Avoiding data leaks on github through jupyter notebooks

1 minute read

Published:

A. Preventing a data leakage

Clear all notebooks automatically on commit

Rationale: run a filter over certain files before they are added to git. This will leave the original file on disk as-is, but commit the “cleaned” version.

1- Create a .gitattributes file in your repo

.gitattributes:

*.ipynb filter=jupyternotebook

2- Create a .gitconfig file in your repo

.gitconfig:

[filter "jupyternotebook"]
        clean = jupyter nbconvert --to=notebook --ClearOutputPreprocessor.enabled=True --stdout %f
        required
        smudge = cat

3- Add custom .gitconfig to local git config: git config --local include.path ../.gitconfig

  • N.B.: this step has to be repeated every time the repo is cloned.

4- Verify that custom config was added to local git config

–> This hook should be run every time a file is added (git add)

.git/config:

...
[include]
        path = ../.gitconfig

Use github actions to prevent committing executed notebooks

Rationale: Prevent accidental commits of executed notebooks by checking every push with github actions.

  1. Create a .github/workflows/main.yml file in your repo

.github/workflows/main.yml:

name: GitHub Pre-Push actions
on: [push]
jobs:
  ensure_clean_jupyter_notebooks:
    runs-on: ubuntu-latest
    steps:
    - uses: ResearchSoftwareActions/[email protected]
      with:
        disable-checks: execution_count

This action is provided by ResearchSoftwareActions.

B. In case of a data leak already on github

Clear all notebooks

Whilst in the repo:

jupyter nbconvert --ClearOutputPreprocessor.enabled=True --inplace */*/*/*/*/*.ipynb (or nbconvert > 6.0: jupyter nbconvert --clear-output --inplace */*/*/*/*/*.ipynb)

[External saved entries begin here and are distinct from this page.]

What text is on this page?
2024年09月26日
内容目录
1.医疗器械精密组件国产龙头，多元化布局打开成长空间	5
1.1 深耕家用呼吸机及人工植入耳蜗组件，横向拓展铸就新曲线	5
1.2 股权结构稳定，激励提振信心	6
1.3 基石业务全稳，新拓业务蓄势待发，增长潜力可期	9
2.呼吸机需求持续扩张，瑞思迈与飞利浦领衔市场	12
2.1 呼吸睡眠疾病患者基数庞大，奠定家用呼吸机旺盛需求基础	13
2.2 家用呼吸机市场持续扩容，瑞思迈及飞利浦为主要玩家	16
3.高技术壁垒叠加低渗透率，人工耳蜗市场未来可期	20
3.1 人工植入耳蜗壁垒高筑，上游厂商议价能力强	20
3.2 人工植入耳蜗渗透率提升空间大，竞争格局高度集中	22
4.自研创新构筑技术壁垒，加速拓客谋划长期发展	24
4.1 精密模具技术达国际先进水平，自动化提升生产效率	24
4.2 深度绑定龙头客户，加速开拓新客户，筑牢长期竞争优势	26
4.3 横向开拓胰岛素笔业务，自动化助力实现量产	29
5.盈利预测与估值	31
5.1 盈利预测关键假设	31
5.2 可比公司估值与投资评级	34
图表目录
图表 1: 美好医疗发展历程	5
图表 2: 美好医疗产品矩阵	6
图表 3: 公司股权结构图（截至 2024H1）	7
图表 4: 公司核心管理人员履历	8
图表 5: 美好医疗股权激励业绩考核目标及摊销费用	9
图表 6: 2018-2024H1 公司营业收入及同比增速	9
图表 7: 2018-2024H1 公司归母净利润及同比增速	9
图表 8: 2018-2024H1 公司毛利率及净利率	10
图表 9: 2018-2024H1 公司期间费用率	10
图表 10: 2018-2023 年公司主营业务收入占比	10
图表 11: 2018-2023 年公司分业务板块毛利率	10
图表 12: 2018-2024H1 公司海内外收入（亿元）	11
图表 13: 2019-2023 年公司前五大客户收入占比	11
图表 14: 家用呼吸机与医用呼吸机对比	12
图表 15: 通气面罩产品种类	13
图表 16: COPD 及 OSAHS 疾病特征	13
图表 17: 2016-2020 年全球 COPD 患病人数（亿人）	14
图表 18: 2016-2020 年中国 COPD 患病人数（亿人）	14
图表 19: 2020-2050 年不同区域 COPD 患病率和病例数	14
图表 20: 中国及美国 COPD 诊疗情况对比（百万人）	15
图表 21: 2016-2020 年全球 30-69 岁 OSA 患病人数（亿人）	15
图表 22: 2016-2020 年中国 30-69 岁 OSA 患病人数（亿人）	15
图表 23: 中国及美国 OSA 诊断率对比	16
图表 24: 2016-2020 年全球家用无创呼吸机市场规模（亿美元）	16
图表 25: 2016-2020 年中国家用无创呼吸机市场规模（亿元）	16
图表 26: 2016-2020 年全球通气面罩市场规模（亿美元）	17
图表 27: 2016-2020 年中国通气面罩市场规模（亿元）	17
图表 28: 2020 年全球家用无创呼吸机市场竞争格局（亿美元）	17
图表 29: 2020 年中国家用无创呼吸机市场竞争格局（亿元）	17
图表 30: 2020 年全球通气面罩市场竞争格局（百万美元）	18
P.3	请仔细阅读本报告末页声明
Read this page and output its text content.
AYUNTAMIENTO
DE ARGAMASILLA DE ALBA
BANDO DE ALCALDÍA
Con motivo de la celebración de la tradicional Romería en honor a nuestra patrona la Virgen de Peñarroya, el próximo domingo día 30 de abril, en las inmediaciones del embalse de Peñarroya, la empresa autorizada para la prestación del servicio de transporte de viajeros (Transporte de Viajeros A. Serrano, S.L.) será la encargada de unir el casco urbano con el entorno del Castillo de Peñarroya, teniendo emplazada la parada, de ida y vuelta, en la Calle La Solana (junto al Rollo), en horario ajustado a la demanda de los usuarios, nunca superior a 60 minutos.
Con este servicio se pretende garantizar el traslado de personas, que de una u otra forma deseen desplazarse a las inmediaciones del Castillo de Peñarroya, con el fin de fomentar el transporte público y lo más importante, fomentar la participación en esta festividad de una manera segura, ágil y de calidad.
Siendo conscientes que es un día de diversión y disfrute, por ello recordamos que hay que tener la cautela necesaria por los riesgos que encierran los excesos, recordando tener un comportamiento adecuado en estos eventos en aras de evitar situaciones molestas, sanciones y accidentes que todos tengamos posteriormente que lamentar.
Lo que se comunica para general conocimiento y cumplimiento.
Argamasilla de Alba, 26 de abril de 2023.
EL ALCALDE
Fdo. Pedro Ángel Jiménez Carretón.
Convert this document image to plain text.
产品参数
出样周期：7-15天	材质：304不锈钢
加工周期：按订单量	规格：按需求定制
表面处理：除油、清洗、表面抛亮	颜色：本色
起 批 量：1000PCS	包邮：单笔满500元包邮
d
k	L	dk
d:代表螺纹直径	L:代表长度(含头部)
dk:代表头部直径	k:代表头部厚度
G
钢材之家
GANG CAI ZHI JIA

where one should start from *.ipynb to as deep as your repo structure goes (*/*/*/*/*/*) in this case

Clean all jupyter notebooks already on github

Requirements: BFG (can be installed via brew)

Procedure as explained in this blog post.

  1. Remove your old local repo folder (keep it temporarily save): mv example-repo example-repo-old
  2. Clone in mirror repo: git clone --mirror [email protected]:example/example-repo.git
  3. Target all jupyter notebooks of repo: bfg --delete-files "{*.ipynb}" example-repo.git/
  4. Rewrite history: cd example-repo && git reflog expire --expire=now --all && git gc --prune=now --aggressive
  5. git push
  6. Delete mirror repo (as well as your temporary copy of the old version): cd ../ && rm -rf example-repo.git
  7. Re-download the clean version of the repo: git clone [email protected]:example/example-repo.git
  8. Repeat step 3 and 4 of part A. (reinstaure custom filter after cloning)

This essentially removes all history of these files.